Im Rennen der Frauen stieg die Cross- und Halbmarathon-Weltmeisterin Lornah Kiplagat (Kenia) kurz nach der Halbmarathonmarke aus. Dadurch war der Weg frei für die Äthiopierin Berhane Adere, die im Oktober den Chicago-Marathon gewonnen hatte. Für ihren Erfolg in der Kursrekordzeit von 2:22:42 Stunden erhielt auch sie ein Sieggeld von einer Viertelmillion Dollar. Hier belegten ihre Landsfrauen Bezunesh Bekele (2:23:09) und Askale Tafa (2:23:23) die nächsten Ränge.

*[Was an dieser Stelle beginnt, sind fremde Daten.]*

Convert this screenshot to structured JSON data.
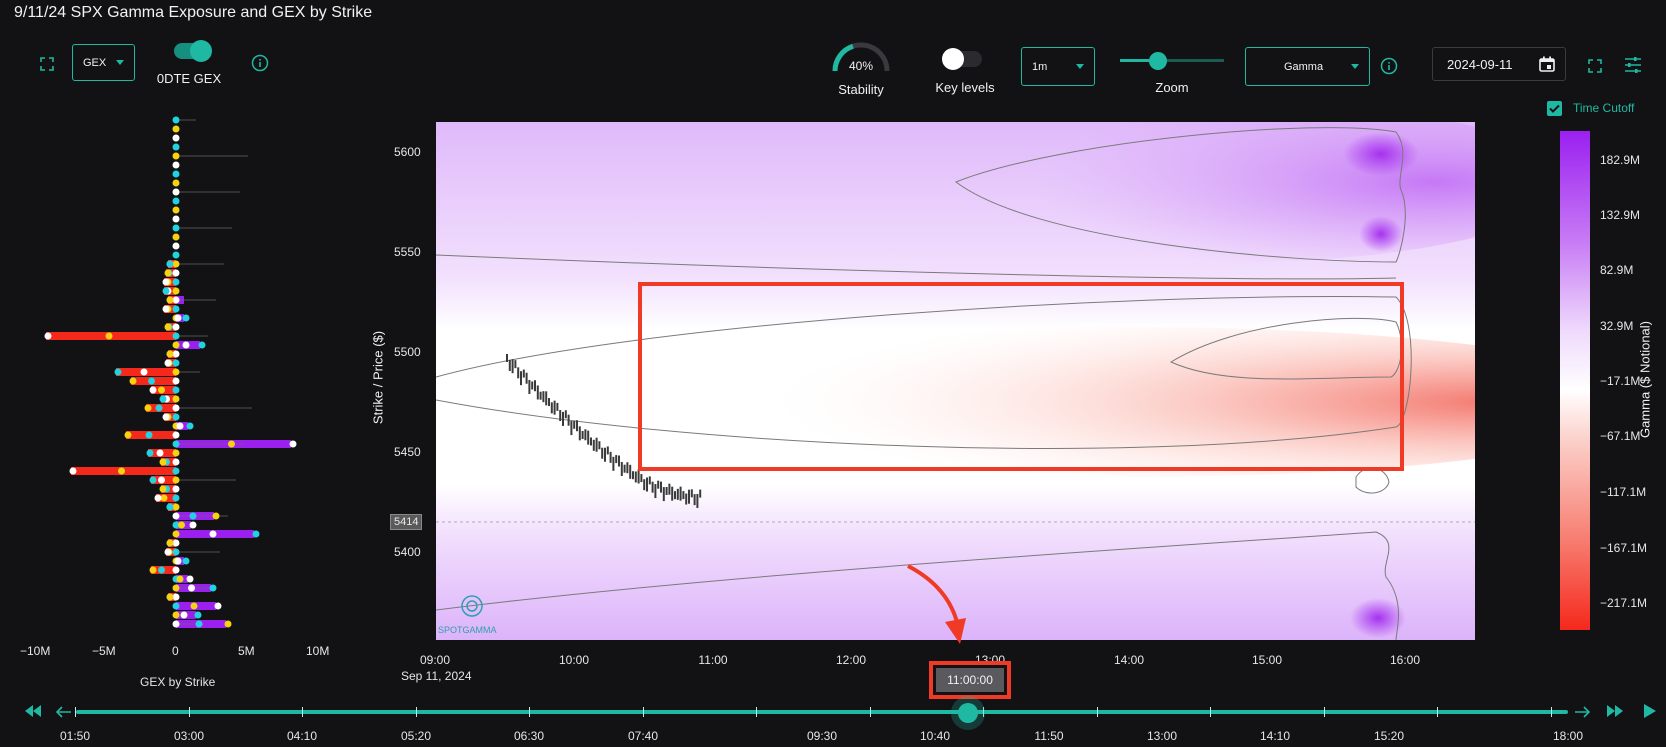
{
  "title": "9/11/24 SPX Gamma Exposure and GEX by Strike",
  "toolbar": {
    "gex_select": "GEX",
    "odte_label": "0DTE GEX",
    "stability_value": "40%",
    "stability_fraction": 0.4,
    "stability_label": "Stability",
    "key_levels_label": "Key levels",
    "interval_select": "1m",
    "zoom_label": "Zoom",
    "gamma_select": "Gamma",
    "date_value": "2024-09-11",
    "time_cutoff_label": "Time Cutoff"
  },
  "colors": {
    "accent": "#1fb8a2",
    "purple": "#9b20f0",
    "red": "#f5281c",
    "yellow": "#f5d30f",
    "cyan": "#1fd3e0",
    "annotation": "#f03a25"
  },
  "gex_chart": {
    "x_ticks": [
      "−10M",
      "−5M",
      "0",
      "5M",
      "10M"
    ],
    "caption": "GEX by Strike"
  },
  "heatmap": {
    "y_label": "Strike / Price ($)",
    "y_ticks": [
      "5600",
      "5550",
      "5500",
      "5450",
      "5400"
    ],
    "x_ticks": [
      "09:00",
      "10:00",
      "11:00",
      "12:00",
      "13:00",
      "14:00",
      "15:00",
      "16:00"
    ],
    "x_sub": "Sep 11, 2024",
    "price_marker": "5414",
    "watermark": "SPOTGAMMA"
  },
  "colorbar": {
    "title": "Gamma ($ Notional)",
    "ticks": [
      "182.9M",
      "132.9M",
      "82.9M",
      "32.9M",
      "−17.1M",
      "−67.1M",
      "−117.1M",
      "−167.1M",
      "−217.1M"
    ]
  },
  "timeline": {
    "current": "11:00:00",
    "labels": [
      "01:50",
      "03:00",
      "04:10",
      "05:20",
      "06:30",
      "07:40",
      "09:30",
      "10:40",
      "11:50",
      "13:00",
      "14:10",
      "15:20",
      "18:00"
    ]
  }
}
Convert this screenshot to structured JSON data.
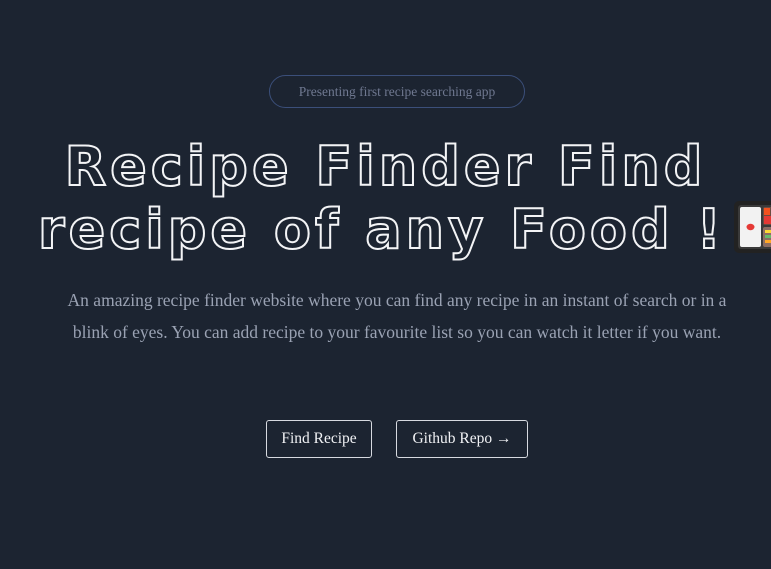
{
  "hero": {
    "badge": "Presenting first recipe searching app",
    "headline_line1": "Recipe Finder Find",
    "headline_line2": "recipe of any Food !",
    "headline_emoji_icon": "bento-box-icon",
    "description": "An amazing recipe finder website where you can find any recipe in an instant of search or in a blink of eyes. You can add recipe to your favourite list so you can watch it letter if you want."
  },
  "actions": {
    "find_recipe_label": "Find Recipe",
    "github_repo_label": "Github Repo →"
  },
  "colors": {
    "background": "#1c2431",
    "badge_border": "#3b4f7a",
    "headline_stroke": "#f3f4f6",
    "body_text": "#9aa2b3"
  }
}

Mit großer Spannung wartete in den frühen Morgenstunden in Berlin der Race-Direktor des Berlin-Marathons, Mark Milde, auf die Zwischenzeiten und Ergebnisse, die er per SMS aus Dubai erhielt. “Ich war angespannt, denn es war mir klar, dass dies von Haile ein absolut ernsthafter Rekordversuch war. Meine Hoffnung war, dass das Wetter schlecht sein könnte oder dass Haile zu schnell anläuft – letzteres ist dann passiert, wie mir die Zwischenzeiten zeigen“, erklärte Mark Milde, der aber auch hinzufügte: „Mir ist natürlich bewusst, dass Rekorde da sind, um gebrochen zu werden. Aber jetzt bin ich erst einmal froh, dass unser Rekord noch steht.“

Dennoch: Der Dubai-Marathon hat sich am Freitag früh unter den schnellsten Rennen der Welt etabliert. Und mittelfristig ist es durchaus denkbar, dass in den Vereinigten Arabischen Emiraten der Weltrekord fällt. „Wir haben mit diesem Rennen heute den bisher größten Schritt nach vorne gemacht“, erklärte der englische Race-Direktor des Laufes, Peter Connerton.